Comment peut-on à la fois favoriser la liberté individuelle (ne pas s’immiscer dans la gestion réalisée par le gestionnaire) et l’intérêt collectif (veiller à répondre à des besoins sociaux réels) ? Autrement dit encore : comment trouver un équilibre entre la liberté d’initiative individuelle (indispensable) et la tâche productive accomplie pour répondre à l’intérêt collectif (tout aussi indispensable) ?

S’il n’y a jamais aucune « évaluation » de la production par un regard extérieur, alors le droit d’usage est confié de manière illimitée et inconditionnelle à un gestionnaire. Il s’agit quasiment de la même situation qu’avec le système de propriété privée classique. Le point de vue de l’intérêt collectif consciemment pris en considération, ne joue aucun rôle.

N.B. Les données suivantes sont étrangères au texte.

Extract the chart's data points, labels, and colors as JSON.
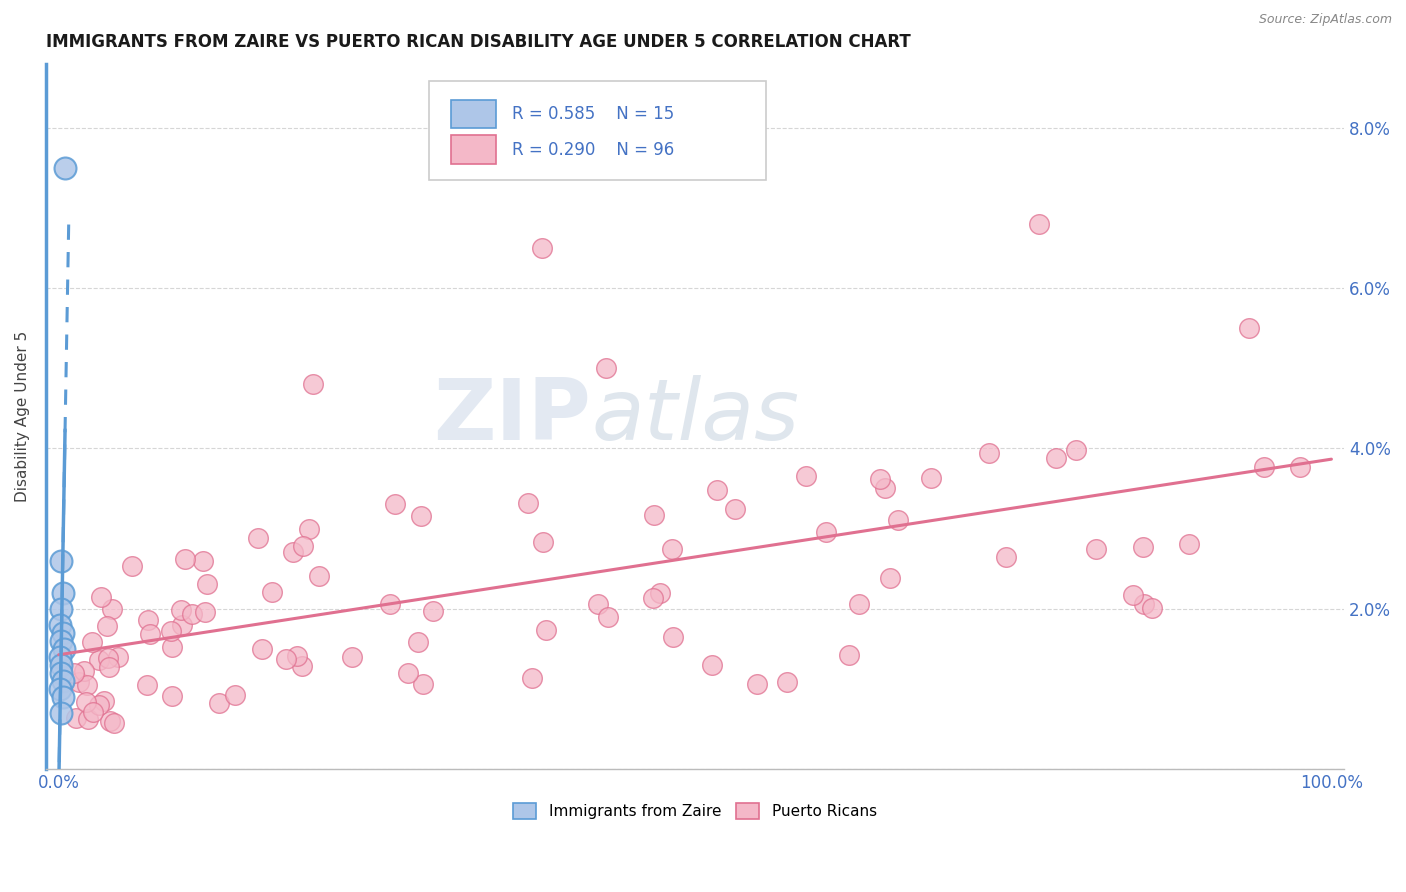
{
  "title": "IMMIGRANTS FROM ZAIRE VS PUERTO RICAN DISABILITY AGE UNDER 5 CORRELATION CHART",
  "source": "Source: ZipAtlas.com",
  "ylabel": "Disability Age Under 5",
  "xlim": [
    -0.01,
    1.01
  ],
  "ylim": [
    0.0,
    0.088
  ],
  "y_ticks": [
    0.0,
    0.02,
    0.04,
    0.06,
    0.08
  ],
  "y_tick_labels": [
    "",
    "2.0%",
    "4.0%",
    "6.0%",
    "8.0%"
  ],
  "x_tick_labels_left": "0.0%",
  "x_tick_labels_right": "100.0%",
  "zaire_R": "0.585",
  "zaire_N": "15",
  "pr_R": "0.290",
  "pr_N": "96",
  "legend_zaire": "Immigrants from Zaire",
  "legend_pr": "Puerto Ricans",
  "watermark_zip": "ZIP",
  "watermark_atlas": "atlas",
  "zaire_color": "#aec6e8",
  "zaire_edge": "#5b9bd5",
  "pr_color": "#f4b8c8",
  "pr_edge": "#e07090",
  "zaire_line_color": "#5b9bd5",
  "pr_line_color": "#e07090",
  "background_color": "#ffffff",
  "grid_color": "#cccccc",
  "tick_color": "#4472c4",
  "title_color": "#1a1a1a"
}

Si le gestionnaire est soumis à des évaluations permanentes, pouvant remettre en question à tout instant le droit d’usage et de gestion des moyens de production qui lui ont été confiés, il se retrouve quasiment dans la situation d’un employé soumis aux directives de son employeur, ou d’un fonctionnaire soumis aux directives de l’État. Sa liberté d’initiative est limitée, voire paralysée. En outre, dans le cas présent, les membres de l’association Chante Terre seront sans doute moins compétents que le gestionnaire lui-même pour prendre diverses décisions. Il résultera de cette façon de limiter le rôle du gestionnaire à celui d’un simple exécutant, une production (et peut-être aussi un gestionnaire) en souffrance !

 

3.   Un enjeu fondamental : procéder à une évaluation de la gestion en équilibre entre ces deux polarités. Esprit de la démarche.

 

Un enjeu important au sein de Chante Terre consistera dès lors à chercher et de trouver un mode d’évaluation de la « production » (fréquence et critères d’évaluation, personnes choisies pour évaluer, procédures protectrices pour le gestionnaire, le patrimoine et la collectivité…) qui permette autant que possible, de trouver un équilibre d’ensemble entre ces deux formes de « polarités ». Il faut qu’elles trouvent chacune leur place dans l’organisme social.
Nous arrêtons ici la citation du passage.